JEP 12: Treatment of standard APIs supporting preview features
Alex Buckley
alex.buckley at oracle.com
Wed Mar 14 23:49:49 UTC 2018
On 3/5/2018 9:12 PM, Dan Smith wrote:
> If we're comfortable making liberal use of deprecation in the case of
> preview feature-related APIs, that's a reasonable way out. That might
> include adding notices to the javadoc: "This API is part of a preview
> feature. Use at your own risk."
>
> If that's the consensus, maybe we could call this out in JEP 12 and
> in the deprecation policies? (Is there some document somewhere that
> describes deprecation policies?)
We'd like to use deprecation-for-removal-at-birth as the way to flag
"this API is intimately connected to a preview feature". If the preview
feature becomes permanent, then the deprecation would be removed. This
jump from terminal-deprecation to no-deprecation is novel, but not mad
-- deprecation has a variety of meanings, and its historical use in the
JDK is not a good guide to anything.
(JEP 277 has much background on this. Note in particular its first
sentence: "Deprecation is a technique to communicate information about
the life cycle of an API: to encourage applications to migrate away from
the API, to discourage applications from forming new dependencies on the
API, and *****to inform developers of the risks of continuing dependence
upon the API.*****" -- the last clause captures why we like deprecation
for snipping at the use of a preview API.)
I have expanded the "Relationship to Java SE APIs" section in the JEP,
and noted some of the risks in "Process issues".
> Are there any API changes that might be needed to support a preview
> feature that _wouldn't_ be easy to deprecate? New methods, classes,
> fields, enum constants are all straightforward. I'm wondering if
> there are other possible API changes that wouldn't work out so well?
Let's speak solely of new API elements, so that we can set aside
behavioral API changes made to support a preview feature in N+1 which
are then undone in N+2 when the preview feature is dropped.

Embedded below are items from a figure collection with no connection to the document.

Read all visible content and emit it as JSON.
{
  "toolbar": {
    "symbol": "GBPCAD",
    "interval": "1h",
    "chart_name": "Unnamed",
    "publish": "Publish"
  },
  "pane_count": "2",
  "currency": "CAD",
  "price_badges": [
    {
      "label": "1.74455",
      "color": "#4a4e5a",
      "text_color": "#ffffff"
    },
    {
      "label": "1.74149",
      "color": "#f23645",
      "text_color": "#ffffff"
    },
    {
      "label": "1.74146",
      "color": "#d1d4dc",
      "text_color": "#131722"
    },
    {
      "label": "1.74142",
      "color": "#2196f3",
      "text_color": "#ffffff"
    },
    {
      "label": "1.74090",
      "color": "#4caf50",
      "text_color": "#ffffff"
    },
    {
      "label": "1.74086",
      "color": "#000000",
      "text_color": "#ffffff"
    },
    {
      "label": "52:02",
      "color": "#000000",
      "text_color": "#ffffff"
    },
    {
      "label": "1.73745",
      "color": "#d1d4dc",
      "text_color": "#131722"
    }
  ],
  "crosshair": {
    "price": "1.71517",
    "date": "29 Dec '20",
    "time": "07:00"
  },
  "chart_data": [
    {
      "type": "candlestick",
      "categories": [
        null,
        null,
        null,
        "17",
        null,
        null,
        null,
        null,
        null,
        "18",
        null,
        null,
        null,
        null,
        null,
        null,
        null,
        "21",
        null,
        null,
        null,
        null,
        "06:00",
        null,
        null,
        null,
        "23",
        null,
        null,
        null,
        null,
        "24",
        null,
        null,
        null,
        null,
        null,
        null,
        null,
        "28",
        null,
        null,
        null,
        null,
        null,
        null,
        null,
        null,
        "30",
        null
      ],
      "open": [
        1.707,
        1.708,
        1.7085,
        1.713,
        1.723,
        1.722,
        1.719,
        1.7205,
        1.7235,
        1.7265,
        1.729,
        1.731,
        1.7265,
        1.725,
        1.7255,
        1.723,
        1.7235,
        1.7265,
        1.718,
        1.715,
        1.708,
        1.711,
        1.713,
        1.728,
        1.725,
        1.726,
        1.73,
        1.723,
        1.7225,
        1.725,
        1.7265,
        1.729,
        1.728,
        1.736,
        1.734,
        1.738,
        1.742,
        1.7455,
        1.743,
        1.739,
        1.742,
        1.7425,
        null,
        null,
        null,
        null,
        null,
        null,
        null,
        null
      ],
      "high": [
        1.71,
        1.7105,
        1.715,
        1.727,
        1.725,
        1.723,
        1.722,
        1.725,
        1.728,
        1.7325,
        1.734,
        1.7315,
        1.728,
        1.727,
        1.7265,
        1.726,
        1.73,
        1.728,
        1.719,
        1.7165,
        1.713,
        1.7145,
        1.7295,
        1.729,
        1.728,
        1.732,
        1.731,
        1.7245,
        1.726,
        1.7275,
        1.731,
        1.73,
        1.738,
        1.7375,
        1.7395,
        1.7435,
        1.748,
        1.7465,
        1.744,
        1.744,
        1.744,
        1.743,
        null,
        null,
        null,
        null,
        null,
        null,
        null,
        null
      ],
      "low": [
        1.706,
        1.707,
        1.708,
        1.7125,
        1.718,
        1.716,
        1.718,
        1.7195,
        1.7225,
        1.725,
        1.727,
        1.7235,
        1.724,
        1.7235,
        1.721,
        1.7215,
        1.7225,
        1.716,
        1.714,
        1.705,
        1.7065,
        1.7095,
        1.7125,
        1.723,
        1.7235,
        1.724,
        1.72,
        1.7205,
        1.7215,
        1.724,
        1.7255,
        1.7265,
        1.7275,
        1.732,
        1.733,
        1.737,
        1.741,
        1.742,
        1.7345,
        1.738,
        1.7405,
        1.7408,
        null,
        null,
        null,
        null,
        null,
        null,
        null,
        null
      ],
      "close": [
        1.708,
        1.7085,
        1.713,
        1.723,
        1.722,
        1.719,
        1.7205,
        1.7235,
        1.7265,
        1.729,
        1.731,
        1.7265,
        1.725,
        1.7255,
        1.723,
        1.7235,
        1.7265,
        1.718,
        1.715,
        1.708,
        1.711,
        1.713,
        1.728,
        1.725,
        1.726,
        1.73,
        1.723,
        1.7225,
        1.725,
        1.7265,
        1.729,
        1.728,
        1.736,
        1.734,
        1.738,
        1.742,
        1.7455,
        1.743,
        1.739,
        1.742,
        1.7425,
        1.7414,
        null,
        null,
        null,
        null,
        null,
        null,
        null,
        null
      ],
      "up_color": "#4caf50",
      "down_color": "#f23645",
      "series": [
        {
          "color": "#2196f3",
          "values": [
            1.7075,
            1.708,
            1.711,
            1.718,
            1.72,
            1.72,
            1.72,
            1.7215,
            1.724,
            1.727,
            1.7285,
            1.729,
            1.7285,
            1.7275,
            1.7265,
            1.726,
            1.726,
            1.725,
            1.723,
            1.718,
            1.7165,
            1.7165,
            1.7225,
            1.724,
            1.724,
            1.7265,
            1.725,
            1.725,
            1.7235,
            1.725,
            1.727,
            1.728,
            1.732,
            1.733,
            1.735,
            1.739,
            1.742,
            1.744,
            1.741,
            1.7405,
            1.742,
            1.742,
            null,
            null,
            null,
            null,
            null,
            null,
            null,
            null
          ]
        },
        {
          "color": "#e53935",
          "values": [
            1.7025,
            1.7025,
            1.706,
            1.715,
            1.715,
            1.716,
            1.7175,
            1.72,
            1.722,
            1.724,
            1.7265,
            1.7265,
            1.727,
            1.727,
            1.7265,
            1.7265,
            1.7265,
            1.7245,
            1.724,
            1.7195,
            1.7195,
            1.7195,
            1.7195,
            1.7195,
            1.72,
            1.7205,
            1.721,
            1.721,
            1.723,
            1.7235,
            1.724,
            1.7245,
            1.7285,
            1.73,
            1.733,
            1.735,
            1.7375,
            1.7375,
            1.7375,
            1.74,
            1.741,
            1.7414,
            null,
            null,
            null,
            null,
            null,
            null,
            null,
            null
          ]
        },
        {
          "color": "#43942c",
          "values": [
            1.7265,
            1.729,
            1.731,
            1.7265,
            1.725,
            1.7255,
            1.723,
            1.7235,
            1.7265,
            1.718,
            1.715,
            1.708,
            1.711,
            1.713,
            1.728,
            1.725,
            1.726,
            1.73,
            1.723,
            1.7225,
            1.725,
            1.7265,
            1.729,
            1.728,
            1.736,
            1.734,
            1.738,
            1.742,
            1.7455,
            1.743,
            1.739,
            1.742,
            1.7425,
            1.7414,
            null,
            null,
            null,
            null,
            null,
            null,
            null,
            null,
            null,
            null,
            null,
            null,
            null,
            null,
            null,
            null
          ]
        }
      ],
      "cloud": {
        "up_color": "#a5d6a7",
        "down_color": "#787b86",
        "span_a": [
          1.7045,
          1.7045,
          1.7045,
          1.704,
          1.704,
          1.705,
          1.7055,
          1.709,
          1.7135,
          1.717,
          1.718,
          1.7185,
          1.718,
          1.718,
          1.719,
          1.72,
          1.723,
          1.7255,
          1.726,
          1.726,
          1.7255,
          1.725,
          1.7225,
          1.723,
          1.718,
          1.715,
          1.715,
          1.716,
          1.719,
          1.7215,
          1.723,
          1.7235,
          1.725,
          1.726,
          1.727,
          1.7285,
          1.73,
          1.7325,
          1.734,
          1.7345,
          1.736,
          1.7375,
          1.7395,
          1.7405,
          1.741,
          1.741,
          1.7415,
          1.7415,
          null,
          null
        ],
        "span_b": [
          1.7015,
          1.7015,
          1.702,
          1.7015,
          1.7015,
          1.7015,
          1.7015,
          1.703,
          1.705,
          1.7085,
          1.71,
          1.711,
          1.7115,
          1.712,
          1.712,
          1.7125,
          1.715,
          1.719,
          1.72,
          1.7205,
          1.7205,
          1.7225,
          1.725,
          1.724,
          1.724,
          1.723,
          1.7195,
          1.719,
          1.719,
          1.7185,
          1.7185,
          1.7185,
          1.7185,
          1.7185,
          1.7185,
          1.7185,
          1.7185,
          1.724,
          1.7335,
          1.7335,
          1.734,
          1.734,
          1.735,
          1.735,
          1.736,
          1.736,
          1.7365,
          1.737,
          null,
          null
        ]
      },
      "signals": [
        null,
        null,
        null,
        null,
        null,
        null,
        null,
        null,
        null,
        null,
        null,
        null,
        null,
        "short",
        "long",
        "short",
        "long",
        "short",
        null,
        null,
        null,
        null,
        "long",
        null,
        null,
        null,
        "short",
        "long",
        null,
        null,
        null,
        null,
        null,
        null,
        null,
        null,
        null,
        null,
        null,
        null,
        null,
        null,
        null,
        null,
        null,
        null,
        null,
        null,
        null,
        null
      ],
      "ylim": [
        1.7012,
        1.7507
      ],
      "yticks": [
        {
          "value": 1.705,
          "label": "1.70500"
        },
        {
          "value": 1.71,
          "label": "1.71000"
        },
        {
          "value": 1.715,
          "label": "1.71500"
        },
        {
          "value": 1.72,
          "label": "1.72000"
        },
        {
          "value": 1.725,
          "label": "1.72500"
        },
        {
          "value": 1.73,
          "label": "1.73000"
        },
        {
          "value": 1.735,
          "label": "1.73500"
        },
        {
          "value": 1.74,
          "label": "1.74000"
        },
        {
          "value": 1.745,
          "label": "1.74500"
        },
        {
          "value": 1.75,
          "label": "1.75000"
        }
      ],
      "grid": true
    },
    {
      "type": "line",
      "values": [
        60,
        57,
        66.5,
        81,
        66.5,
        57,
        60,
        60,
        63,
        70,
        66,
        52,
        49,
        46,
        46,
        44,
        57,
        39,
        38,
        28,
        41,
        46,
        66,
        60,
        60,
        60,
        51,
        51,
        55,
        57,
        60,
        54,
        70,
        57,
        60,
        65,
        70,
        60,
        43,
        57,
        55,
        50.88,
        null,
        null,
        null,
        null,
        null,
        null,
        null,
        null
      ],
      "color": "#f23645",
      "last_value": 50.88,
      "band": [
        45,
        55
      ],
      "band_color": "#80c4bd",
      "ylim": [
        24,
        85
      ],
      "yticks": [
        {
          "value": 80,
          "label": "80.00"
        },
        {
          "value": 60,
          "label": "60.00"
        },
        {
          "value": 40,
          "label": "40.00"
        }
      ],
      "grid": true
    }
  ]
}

As you say, first-class API elements can be annotated, so we're looking
for second-class elements. I offer the strings accepted by
@SuppressWarnings, per JLS 9.6.4.5. Suppose a preview language feature
meant that a String could never be null, and safety concerns led to a
mandatory compile-time warning when String is used in a formal
parameter, akin to an unchecked warning; the JLS would want to
standardize suppression of the "dangerousnull" warning. (Separately, I
can imagine that first-class API elements _which are implicitly
declared_ -- think Enum::values -- would be hard to deprecate.) But
we're in the weeds now, so let's move on.